A new paper by researchers at the University of Birmingham shows that a ‘one size fits all’ approach may not be addressing the needs of all young people in the early stages of psychosis. Instead, in the paper, published in Translational Psychiatry, the researchers argue that machine learning techniques could be employed to deliver treatment plans that are specifically targeted at groups or even individuals.
This approach could mean greater precision in designing treatment plans and also a better success rate in identifying patients who are on the wrong treatment pathway.
Early Intervention in Psychosis Services were first established in the 1990s and became recognised as offering the best chance of recovery for young people with a first episode of psychosis. Available treatments currently include antipsychotic medication, intensive community-based care, and social and psychological interventions.
Lead researcher, Dr Lowri Griffiths, who was invited by the Editor-In-Chief of Translational Psychiatry to contribute this review, said: “It is well known that early intervention leads to better outcomes, particularly among young people.
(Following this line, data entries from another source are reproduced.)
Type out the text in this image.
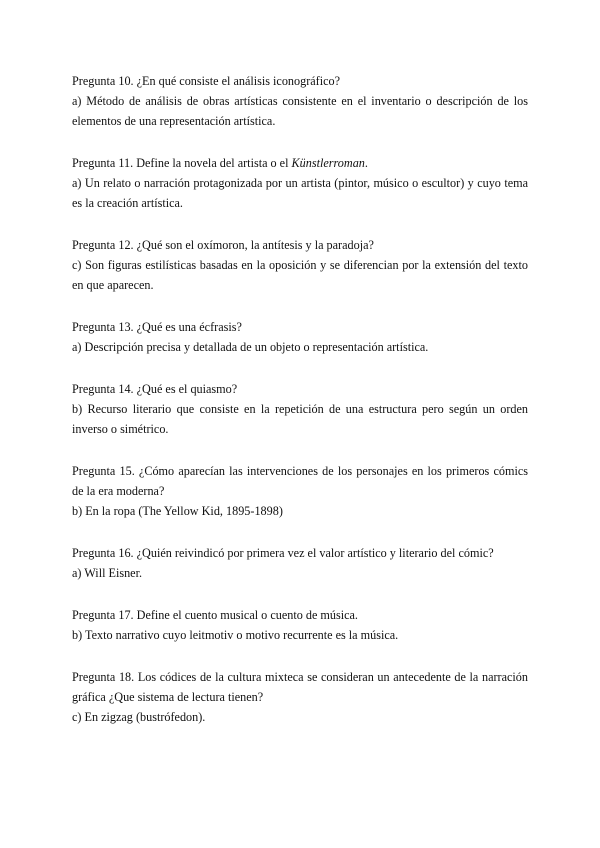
Pregunta 10. ¿En qué consiste el análisis iconográfico?

a) Método de análisis de obras artísticas consistente en el inventario o descripción de los elementos de una representación artística.

Pregunta 11. Define la novela del artista o el Künstlerroman.

a) Un relato o narración protagonizada por un artista (pintor, músico o escultor) y cuyo tema es la creación artística.

Pregunta 12. ¿Qué son el oxímoron, la antítesis y la paradoja?

c) Son figuras estilísticas basadas en la oposición y se diferencian por la extensión del texto en que aparecen.

Pregunta 13. ¿Qué es una écfrasis?

a) Descripción precisa y detallada de un objeto o representación artística.

Pregunta 14. ¿Qué es el quiasmo?

b) Recurso literario que consiste en la repetición de una estructura pero según un orden inverso o simétrico.

Pregunta 15. ¿Cómo aparecían las intervenciones de los personajes en los primeros cómics de la era moderna?

b) En la ropa (The Yellow Kid, 1895-1898)

Pregunta 16. ¿Quién reivindicó por primera vez el valor artístico y literario del cómic?

a) Will Eisner.

Pregunta 17. Define el cuento musical o cuento de música.

b) Texto narrativo cuyo leitmotiv o motivo recurrente es la música.

Pregunta 18. Los códices de la cultura mixteca se consideran un antecedente de la narración gráfica ¿Que sistema de lectura tienen?

c) En zigzag (bustrófedon).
However, despite receiving gold standard treatment, a significant number of people are not benefitting from these interventions.
“We need to consider a range of factors from psychological, biological, and social circumstances to find the right treatments, for the right people, at the right time, to maximise a young person’s life chances. But in the first instance, this requires doing more to reach out to diverse and representative groups to ensure care is equitable for all”.
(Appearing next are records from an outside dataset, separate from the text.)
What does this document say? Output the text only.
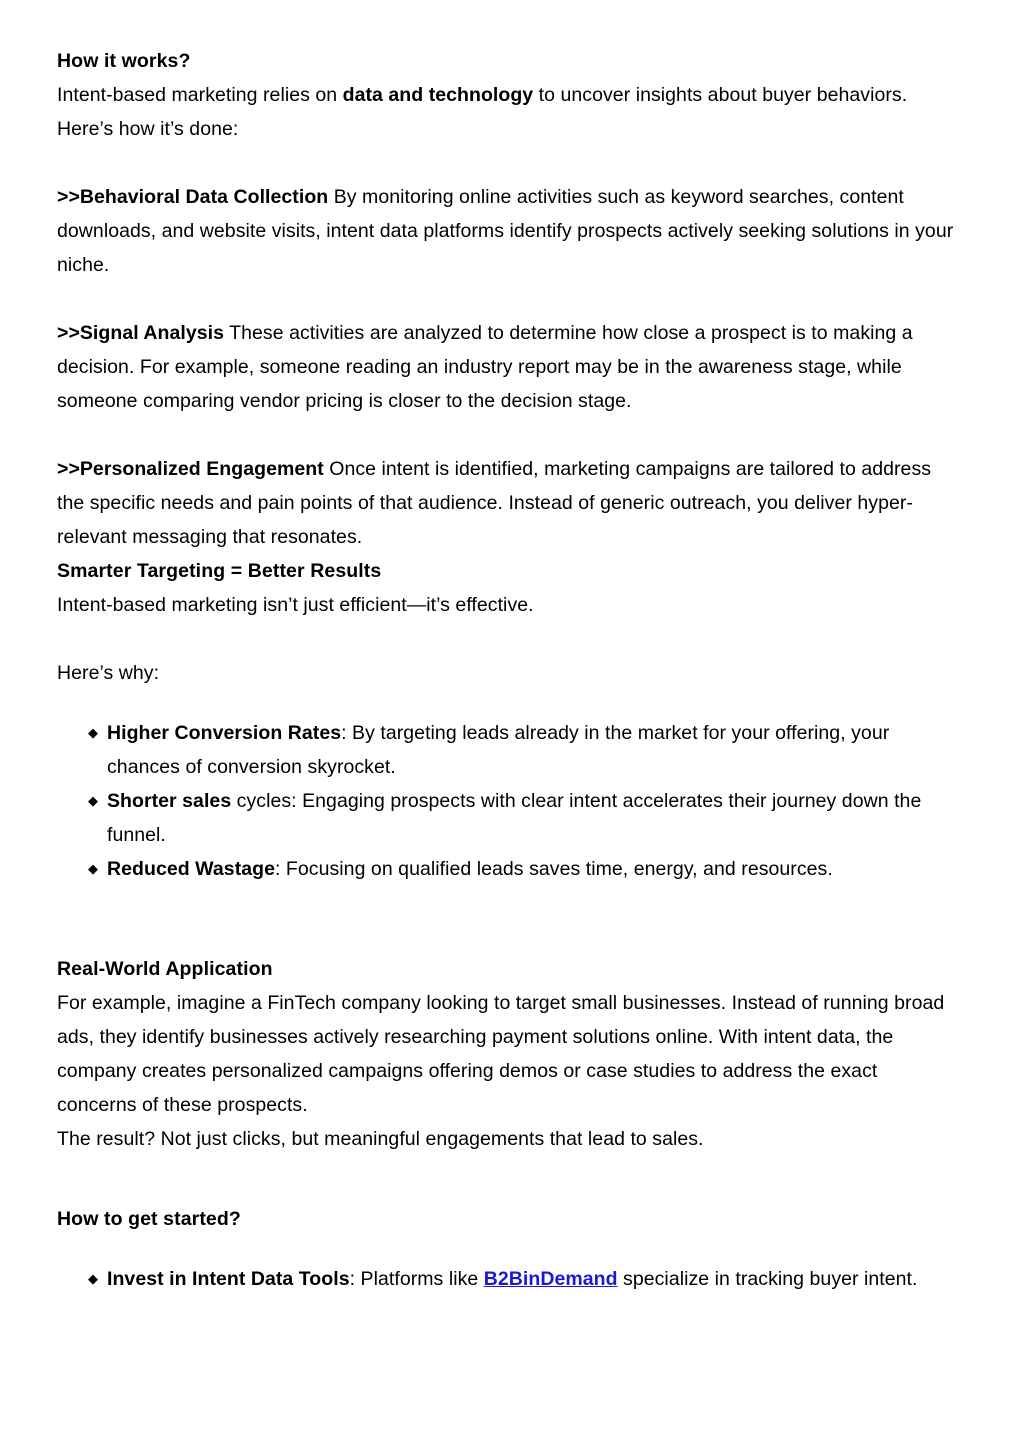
How it works?

Intent-based marketing relies on data and technology to uncover insights about buyer behaviors.

Here’s how it’s done:

>>Behavioral Data Collection By monitoring online activities such as keyword searches, content downloads, and website visits, intent data platforms identify prospects actively seeking solutions in your niche.

>>Signal Analysis These activities are analyzed to determine how close a prospect is to making a decision. For example, someone reading an industry report may be in the awareness stage, while someone comparing vendor pricing is closer to the decision stage.

>>Personalized Engagement Once intent is identified, marketing campaigns are tailored to address the specific needs and pain points of that audience. Instead of generic outreach, you deliver hyper-relevant messaging that resonates.

Smarter Targeting = Better Results

Intent-based marketing isn’t just efficient—it’s effective.

Here’s why:

◆ Higher Conversion Rates: By targeting leads already in the market for your offering, your chances of conversion skyrocket.
◆ Shorter sales cycles: Engaging prospects with clear intent accelerates their journey down the funnel.
◆ Reduced Wastage: Focusing on qualified leads saves time, energy, and resources.
Real-World Application

For example, imagine a FinTech company looking to target small businesses. Instead of running broad ads, they identify businesses actively researching payment solutions online. With intent data, the company creates personalized campaigns offering demos or case studies to address the exact concerns of these prospects.

The result? Not just clicks, but meaningful engagements that lead to sales.

How to get started?
◆ Invest in Intent Data Tools: Platforms like B2BinDemand specialize in tracking buyer intent.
The technology needed to devise treatment plans for individual patients, or groups of patients, already exists. What we need is a framework that will enable us to investigate and test these technologies so we can harness them to improve outcomes for patients with psychosis.Paris Lalousis, Centre for Human Brain Health
A machine learning approach, the researchers argue, could serve as a ‘guide’ for clinical decision-making, identifying with increasing accuracy the key markers in patient data that would indicate the likely success or failure of any particular pathway.
This approach would also help to ensure that more patients were able to access the treatments most likely to benefit them, regardless of environmental and social circumstances which might otherwise lead to inequality in healthcare.
Co-lead author Dr Paris Lalousis said: “The technology needed to devise treatment plans for individual patients, or groups of patients, already exists. We see machine learning already in use in a number of clinical areas, such as predicting responses to cancer treatment, or identifying individuals at risk of needing intensive care. What we need is a framework that will enable us to investigate and test these technologies so we can harness them to improve outcomes for patients with psychosis.”